There was immediate divestments of 30.5 billion dollars for the bigger ticket items. Many of them contingent and occurred with the purchase. Sky before. Hotstar most recently. I cannot find accessible numbers for True(X), Fox Next, TeleColombia, FoxSports Mexico, A&E Europe, Argentinian FoxSports. So in essence Disney is saddled with a 30-35B end price. Not 71. Hulu is worth 8.9 (at least). As for the other 20-25B, that’s the rub. FX, Searchlight, 20th century are the main keynotes. Along with their back catalogues and IP. They basically bought a general entertainment catalogue and production arm; which is not nothing. It’s actually a fairly strong general entertainment based arm. I’m not disagreeing that Bob was about to get an actual good deal and Roberts drove it up.

coffeefan1 day ago

Since we're about to enter a new era of M&A Disney should consider buying SquareEnix. It would be such a great fit.

BrianLo1 day ago

That’s what I’m referring to. Comcast bid Disney up 18B and then subsequently bought out Sky from them and paid at least 8.5B too much for it in the process. It’s kind of a wash for who overpaid more when they split the difference, but Roberts certainly doesn’t come off smart, with the better asset, nor laughing.

monothingie1 day ago

So that Bob could overpay by $20B. This was personal for Bob and he was not going to let Brian steal the largest deal of his career. Brian knew that and played Bob to over pay. Other than the 1/3 of Hulu from Fox can you let me know what they got that is currently profitable for them and justified the $71B spent?

Stripes1 day ago

Didn’t Comcast bid $65 billion? So you’re saying Comcast would have overpaid by $14 billion?
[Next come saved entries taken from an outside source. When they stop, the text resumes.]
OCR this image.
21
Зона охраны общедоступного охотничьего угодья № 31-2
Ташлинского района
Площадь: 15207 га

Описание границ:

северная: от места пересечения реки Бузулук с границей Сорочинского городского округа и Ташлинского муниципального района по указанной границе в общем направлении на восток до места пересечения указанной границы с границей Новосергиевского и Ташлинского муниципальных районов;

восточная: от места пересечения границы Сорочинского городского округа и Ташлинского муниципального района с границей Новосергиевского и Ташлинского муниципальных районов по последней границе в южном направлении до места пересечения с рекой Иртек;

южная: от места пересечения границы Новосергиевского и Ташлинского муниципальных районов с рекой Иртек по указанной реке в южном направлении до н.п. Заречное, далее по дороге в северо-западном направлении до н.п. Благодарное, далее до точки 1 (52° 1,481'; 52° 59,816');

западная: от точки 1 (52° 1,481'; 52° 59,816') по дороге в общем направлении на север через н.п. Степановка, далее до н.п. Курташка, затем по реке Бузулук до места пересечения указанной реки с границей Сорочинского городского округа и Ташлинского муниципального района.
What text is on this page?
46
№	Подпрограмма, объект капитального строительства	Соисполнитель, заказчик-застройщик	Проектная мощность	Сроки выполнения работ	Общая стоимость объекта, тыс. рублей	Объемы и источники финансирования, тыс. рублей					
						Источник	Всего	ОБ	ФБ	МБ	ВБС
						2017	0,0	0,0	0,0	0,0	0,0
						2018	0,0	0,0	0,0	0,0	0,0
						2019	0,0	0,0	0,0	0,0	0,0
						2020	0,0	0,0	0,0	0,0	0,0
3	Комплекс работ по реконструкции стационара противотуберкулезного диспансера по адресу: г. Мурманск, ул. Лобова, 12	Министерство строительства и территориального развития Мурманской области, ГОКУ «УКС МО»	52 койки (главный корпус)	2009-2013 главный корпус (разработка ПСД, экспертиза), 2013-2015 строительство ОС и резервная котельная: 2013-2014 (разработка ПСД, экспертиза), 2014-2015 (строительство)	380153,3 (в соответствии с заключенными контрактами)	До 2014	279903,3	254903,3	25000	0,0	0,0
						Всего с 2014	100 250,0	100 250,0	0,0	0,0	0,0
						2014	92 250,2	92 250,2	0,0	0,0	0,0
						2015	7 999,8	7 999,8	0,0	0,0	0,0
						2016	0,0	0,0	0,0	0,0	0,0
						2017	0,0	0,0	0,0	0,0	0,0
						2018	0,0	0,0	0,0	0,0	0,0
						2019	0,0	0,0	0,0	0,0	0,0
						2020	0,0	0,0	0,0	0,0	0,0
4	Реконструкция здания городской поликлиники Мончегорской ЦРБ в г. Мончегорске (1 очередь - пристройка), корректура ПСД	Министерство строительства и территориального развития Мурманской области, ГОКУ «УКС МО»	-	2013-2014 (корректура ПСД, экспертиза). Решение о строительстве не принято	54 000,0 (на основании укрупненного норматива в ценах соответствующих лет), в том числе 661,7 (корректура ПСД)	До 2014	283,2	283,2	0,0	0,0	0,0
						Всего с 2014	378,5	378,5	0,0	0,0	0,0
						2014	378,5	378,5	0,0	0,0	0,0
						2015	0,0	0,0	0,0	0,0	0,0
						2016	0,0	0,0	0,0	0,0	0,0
I think, in the end, Disney has gotten their money’s worth out of 21CF. And due to the strength of those assets they are uniquely well positioned in the future.

Stripes1 day ago

ARPU went up by 2.66% for domestic Disney+ in FY24. Rupert got a lot more Disney stock and became Disney’s 2nd largest shareholder which could very well come in handy over the next 4 years.

monothingie1 day ago

This dates back to before the Hulu buyout. This was during the bidding war for 21CF where Disney overpaid by close to $20+B.